Messi dediği, ayakkabılarının kenarına sokak değmiş çocuk işte. Camp Nou büyük, çok büyük. Televizyonda görsen "Stad boş" dersin ama 60 bin taraftar var tribünde. Ülkeyi 44 yıl aradan sonra Avrupa Şampiyonu yapmış teknik adam, maçın sabahında göçüp gitmiş bu dünyadan.
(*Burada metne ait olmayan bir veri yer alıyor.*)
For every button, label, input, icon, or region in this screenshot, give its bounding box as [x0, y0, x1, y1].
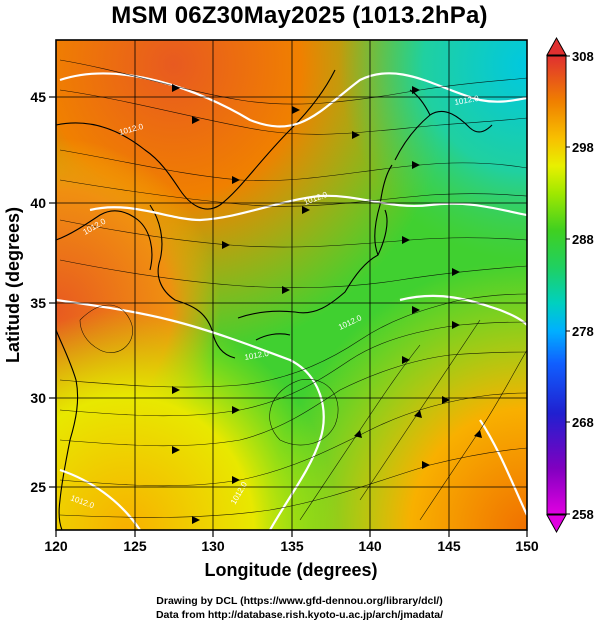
- axis-tick-marks: [49, 96, 528, 537]
- x-axis-title: Longitude (degrees): [204, 560, 377, 580]
- x-tick-label: 120: [44, 538, 68, 554]
- colorbar-tick-label: 258: [572, 507, 594, 522]
- contour-label: 1012.0: [454, 94, 480, 107]
- colorbar-gradient: [546, 55, 567, 515]
- colorbar-min-arrow: [546, 514, 567, 534]
- y-tick-label: 45: [30, 89, 46, 105]
- map-plot-area: 1012.0 1012.0 1012.0 1012.0 1012.0 1012.…: [56, 40, 527, 530]
- coastlines: [56, 69, 493, 530]
- x-tick-label: 135: [280, 538, 304, 554]
- graticule: [56, 40, 527, 530]
- y-axis-title: Latitude (degrees): [3, 207, 23, 363]
- colorbar: 308 298 288 278 268 258: [546, 36, 594, 534]
- colorbar-tick-label: 298: [572, 140, 594, 155]
- colorbar-tick-label: 308: [572, 49, 594, 64]
- wind-arrowheads: [172, 84, 482, 524]
- colorbar-tick-label: 268: [572, 415, 594, 430]
- y-tick-label: 25: [30, 479, 46, 495]
- x-tick-label: 145: [437, 538, 461, 554]
- colorbar-max-arrow: [546, 36, 567, 56]
- y-tick-label: 35: [30, 295, 46, 311]
- colorbar-tick-label: 278: [572, 324, 594, 339]
- wind-streamlines: [59, 59, 527, 521]
- credit-data: Data from http://database.rish.kyoto-u.a…: [155, 609, 444, 621]
- y-tick-label: 30: [30, 390, 46, 406]
- x-tick-label: 130: [201, 538, 225, 554]
- x-tick-label: 150: [515, 538, 539, 554]
- credit-drawing: Drawing by DCL (https://www.gfd-dennou.o…: [156, 595, 443, 607]
- y-tick-label: 40: [30, 195, 46, 211]
- contour-label: 1012.0: [244, 349, 270, 362]
- x-tick-label: 140: [358, 538, 382, 554]
- chart-title: MSM 06Z30May2025 (1013.2hPa): [111, 2, 488, 29]
- x-tick-label: 125: [123, 538, 147, 554]
- colorbar-tick-label: 288: [572, 232, 594, 247]
- credits: Drawing by DCL (https://www.gfd-dennou.o…: [0, 594, 599, 622]
- isobar-contours: [56, 72, 527, 530]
Bizim "Dede", "Huysuz İhtiyar" dediğimiz, onlar içinse "Futbol dahisi" Luis Aragones... Saygı duruşunun da kıtada farklı tezahürleri var. İngilizler alkışlarla uğurluyor. Biz, Fransızlar gibi sessiz kalmaya çalışıyoruz ama bir türlü beceremiyoruz. Lakin İspanyollar, ölenle bir kez daha öldüren, yürek yakan bir müzik eşliğinde veda ediyorlar stadyumlarda yitip gidenlere. Katalanlar'ın topraklarında bir Madrid efendisinin vedası için müziği ve vedayı kısa tutuyorlar sanki... Sonra ilk düdük ve 60 bin insanın hep birlikte "Tıp" demişçesine sessizliği. Rakip Valencia, zor maç ama Camp Nou'nun tribünlerinde kale arkasındaki yüz genç dışında tezahürat yapan yok. Bir Federer-Nadal finalinde servis atıldığında ne kadar sessizse o kadar sessiz Camp Nou. Usta gazeteci Guillem Balague bir futbol arenasının bir tiyatro salonuna dönüşünü sorduğumuzda "Sizdekiyle bizdeki tribünlerin farkı, burada insanlar stadyuma futbolcuların kendilerini mutlu etmesi için gelirler. Sizde ise siz tribüne tezahüratlarla futbolcuları mutlu etmeye gidersiniz" diyor. Doğrusu bu cevap beni tatmin etmiyor. Bizdeki gibi tezahürat olsa, onlar gibi bizim futbolcular futbol oynasa. Ortasını bulsak, iki taraf da mutlu olsa... Olsa, olsa da; olmadık şeyler oluyor maçta. Utangaç çocuğun takımı öne geçtiği maçta iki kez kez yenik duruma düşüyor, kalesinde üç gol görüyor ve sahayı ıslıklarla terk ediyorlar. Tribün boşalırken, coğrafya hiç fark etmiyor. Herkes teknik direktör. "Iniesta neden 11'de değildi? Pique ile Mascherano gece uyumamışlar, gündüz maçına daha uyanamamışlar, Tata bu takımı iyi çalıştırmıyor, Fabregas'ı rakip kaleye daha yakın oynatması lazım." Ne dersen de, üç puan gitmiş işte... Libero'nun kapağındaki 'Sakallı Türk', Arda Turan'ın takımı Atletico Madrid ertesi gün 4-0 kazanıp 18 yıl sonra ilk kez liderlik koltuğuna oturuyor. Barcelonalı'ya, Woody Allen'in filmindeki (Vicky Cristina Barcelona) kadar güzel görünmüyor ertesi sabah Barcelona... Camp Nou'da takım kaybedince sanki biraz Alejandro Gonzalez Inarritu'nun Biutiful'unun havası var bu şehirde...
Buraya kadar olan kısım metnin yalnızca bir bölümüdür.